Século Diário – O cenário em Linhares contava com a candidatura do prefeito atual Guerino Zanon (PMDB), do deputado estadual José Carlos Elias (PTB), de outras lideranças novas e a de Nozinho Correa (PDT), que já havia disputado outras quatro vezes. Como começou o trabalho?

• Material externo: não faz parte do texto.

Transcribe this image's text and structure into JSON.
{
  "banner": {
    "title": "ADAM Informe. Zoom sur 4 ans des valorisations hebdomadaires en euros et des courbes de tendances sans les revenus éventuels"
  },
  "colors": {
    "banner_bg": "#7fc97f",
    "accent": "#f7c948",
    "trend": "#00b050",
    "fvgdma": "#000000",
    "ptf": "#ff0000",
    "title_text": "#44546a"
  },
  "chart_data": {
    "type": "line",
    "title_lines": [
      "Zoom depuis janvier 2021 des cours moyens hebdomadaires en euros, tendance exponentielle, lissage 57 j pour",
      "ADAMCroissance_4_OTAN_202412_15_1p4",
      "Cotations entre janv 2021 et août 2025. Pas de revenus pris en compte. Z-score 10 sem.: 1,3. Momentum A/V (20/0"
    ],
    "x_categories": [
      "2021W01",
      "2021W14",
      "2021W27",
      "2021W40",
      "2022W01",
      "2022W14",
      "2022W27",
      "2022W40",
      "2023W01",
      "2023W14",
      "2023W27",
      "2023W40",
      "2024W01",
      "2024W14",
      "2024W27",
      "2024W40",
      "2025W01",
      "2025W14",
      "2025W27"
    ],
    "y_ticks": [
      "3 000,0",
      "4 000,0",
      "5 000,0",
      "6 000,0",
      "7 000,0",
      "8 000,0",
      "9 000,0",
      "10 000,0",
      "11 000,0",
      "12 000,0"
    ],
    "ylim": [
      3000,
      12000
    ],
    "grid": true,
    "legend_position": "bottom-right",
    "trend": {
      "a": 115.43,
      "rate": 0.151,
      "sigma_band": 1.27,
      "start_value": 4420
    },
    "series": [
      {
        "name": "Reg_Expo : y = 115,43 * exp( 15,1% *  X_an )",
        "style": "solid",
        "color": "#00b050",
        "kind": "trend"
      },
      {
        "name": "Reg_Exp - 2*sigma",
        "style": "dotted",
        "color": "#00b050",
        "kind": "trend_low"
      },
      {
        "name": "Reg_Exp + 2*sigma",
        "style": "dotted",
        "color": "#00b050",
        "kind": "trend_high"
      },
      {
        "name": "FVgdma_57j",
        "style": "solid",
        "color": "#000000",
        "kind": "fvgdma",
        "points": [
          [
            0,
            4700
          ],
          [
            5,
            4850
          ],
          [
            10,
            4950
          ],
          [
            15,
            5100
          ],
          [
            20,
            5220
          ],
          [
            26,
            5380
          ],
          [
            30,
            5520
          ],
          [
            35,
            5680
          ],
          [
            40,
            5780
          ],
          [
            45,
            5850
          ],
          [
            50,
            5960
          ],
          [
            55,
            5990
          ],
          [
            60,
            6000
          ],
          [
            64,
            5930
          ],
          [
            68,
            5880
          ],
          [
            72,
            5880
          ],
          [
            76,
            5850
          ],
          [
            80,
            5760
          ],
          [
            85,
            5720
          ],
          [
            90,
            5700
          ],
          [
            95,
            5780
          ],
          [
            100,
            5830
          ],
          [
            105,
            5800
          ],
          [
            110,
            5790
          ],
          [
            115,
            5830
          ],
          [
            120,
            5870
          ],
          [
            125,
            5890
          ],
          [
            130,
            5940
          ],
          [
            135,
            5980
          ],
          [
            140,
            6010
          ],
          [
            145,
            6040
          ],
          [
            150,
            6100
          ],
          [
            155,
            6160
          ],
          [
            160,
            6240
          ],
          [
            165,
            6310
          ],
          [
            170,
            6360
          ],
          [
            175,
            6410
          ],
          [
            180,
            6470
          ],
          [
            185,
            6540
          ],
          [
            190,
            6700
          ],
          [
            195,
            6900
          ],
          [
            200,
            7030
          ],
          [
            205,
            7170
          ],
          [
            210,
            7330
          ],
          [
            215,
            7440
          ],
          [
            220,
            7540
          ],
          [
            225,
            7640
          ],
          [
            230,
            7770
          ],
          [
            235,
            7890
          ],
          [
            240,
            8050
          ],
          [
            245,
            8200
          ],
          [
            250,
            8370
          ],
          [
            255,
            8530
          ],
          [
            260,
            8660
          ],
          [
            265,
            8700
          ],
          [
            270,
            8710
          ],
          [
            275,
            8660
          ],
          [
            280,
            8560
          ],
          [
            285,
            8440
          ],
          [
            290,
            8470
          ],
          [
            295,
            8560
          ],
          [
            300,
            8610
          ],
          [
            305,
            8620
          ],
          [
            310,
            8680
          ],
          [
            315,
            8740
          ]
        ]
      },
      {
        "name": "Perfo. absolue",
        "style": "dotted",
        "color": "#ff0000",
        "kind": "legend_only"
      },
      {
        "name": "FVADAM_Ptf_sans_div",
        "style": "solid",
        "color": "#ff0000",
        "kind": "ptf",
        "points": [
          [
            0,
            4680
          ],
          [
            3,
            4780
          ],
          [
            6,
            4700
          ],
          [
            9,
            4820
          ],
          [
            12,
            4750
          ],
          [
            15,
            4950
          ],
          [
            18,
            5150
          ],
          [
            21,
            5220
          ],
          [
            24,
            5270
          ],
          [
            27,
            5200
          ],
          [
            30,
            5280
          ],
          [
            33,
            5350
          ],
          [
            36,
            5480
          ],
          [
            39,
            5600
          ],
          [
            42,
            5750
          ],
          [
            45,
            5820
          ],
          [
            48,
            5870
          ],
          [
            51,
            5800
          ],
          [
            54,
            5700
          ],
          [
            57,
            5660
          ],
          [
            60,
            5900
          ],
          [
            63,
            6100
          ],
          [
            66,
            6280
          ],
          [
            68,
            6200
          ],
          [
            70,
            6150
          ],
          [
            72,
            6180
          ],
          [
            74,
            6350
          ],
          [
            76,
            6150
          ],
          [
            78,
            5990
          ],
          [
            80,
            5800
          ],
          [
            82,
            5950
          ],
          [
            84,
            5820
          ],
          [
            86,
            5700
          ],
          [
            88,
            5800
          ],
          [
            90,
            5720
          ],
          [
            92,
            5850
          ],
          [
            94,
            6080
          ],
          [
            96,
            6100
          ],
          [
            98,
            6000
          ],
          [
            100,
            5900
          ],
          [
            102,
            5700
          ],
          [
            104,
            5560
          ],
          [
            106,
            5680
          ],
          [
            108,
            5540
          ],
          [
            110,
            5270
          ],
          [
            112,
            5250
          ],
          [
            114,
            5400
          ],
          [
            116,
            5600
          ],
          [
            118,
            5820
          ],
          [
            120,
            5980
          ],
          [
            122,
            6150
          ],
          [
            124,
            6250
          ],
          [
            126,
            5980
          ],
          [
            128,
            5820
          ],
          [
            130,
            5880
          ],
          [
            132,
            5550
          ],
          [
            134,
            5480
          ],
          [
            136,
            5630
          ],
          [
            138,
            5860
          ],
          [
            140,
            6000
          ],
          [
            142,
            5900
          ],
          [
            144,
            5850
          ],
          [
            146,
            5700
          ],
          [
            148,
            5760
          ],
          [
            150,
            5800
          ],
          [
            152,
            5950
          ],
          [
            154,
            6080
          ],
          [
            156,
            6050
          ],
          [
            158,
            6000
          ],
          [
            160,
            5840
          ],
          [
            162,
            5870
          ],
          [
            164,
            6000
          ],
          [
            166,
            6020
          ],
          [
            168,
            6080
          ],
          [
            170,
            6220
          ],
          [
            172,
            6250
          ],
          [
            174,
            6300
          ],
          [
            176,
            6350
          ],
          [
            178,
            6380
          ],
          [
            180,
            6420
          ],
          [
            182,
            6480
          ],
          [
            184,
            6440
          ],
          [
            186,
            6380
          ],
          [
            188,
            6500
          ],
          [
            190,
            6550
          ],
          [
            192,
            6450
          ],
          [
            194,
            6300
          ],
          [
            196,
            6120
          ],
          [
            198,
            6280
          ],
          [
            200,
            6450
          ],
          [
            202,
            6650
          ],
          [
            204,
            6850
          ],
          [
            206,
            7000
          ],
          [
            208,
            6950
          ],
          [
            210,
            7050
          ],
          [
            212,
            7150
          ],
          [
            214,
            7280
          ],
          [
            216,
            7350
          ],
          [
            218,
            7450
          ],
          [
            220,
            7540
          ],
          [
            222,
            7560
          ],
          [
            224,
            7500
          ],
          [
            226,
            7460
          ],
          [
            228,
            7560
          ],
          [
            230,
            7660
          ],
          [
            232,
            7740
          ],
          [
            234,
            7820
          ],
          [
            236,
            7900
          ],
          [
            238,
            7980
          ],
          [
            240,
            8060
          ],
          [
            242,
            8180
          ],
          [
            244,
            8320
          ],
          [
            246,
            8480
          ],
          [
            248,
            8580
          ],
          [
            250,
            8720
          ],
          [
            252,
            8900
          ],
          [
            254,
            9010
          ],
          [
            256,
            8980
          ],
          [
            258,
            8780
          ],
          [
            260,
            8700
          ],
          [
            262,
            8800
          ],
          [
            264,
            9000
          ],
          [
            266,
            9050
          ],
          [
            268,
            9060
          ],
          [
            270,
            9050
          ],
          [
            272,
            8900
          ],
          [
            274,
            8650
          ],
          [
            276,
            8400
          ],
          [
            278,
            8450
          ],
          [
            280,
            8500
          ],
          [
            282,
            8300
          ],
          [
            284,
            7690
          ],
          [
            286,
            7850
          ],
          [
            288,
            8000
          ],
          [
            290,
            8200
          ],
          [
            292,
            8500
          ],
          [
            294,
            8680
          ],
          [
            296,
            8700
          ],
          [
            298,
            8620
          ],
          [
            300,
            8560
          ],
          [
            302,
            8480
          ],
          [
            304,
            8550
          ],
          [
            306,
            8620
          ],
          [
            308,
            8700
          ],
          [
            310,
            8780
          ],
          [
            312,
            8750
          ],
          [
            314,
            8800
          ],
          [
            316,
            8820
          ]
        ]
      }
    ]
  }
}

Helder Tabosa Delfino – Nós fizemos uma campanha com uma empresa chamada Brand Marketing e Pesquisas e tínhamos quatro profissionais nessa empresa. Eu, que tenho essa especialização na área de marketing político; o Lucas Margotto, que é analista de cenários políticos e especialista em pesquisas; a Rita Cunha, que é uma publicitária bastante experiente do litoral paulista, e o professor César Albenes, que é especialista em políticas públicas, coordenador do mestrado em políticas públicas da Emescam. Bem, a primeira coisa que nós fizemos foi tentar entender quem era o Nozinho e quem eram os nossos adversários. Para isso, fizemos vários briefings com as famílias, amigos, aliados, com o grupo político. Fizemos uma investigação mais detalhada para saber o perfil dos nossos adversários e o nosso trabalho sempre foi pautado em pesquisas, começamos logo depois do carnaval a fazer pesquisas no município, para tentar entender a impressão do eleitor de Linhares sobre cada um dos candidatos. Nós percebemos, logo no início, que havia uma imagem do Nozinho muito distorcida da realidade. Ele era conhecido como um fazendeiro, meio coronel, uma pessoa autoritária, violenta, e a gente precisava desconstruir essa imagem. Porque as pesquisas mostravam que as pessoas queriam mudança, essa é uma tendência nacional. Mas ao mesmo tempo, elas não enxergavam no Nozinho essa pessoa ideal para ocupar aquele cargo.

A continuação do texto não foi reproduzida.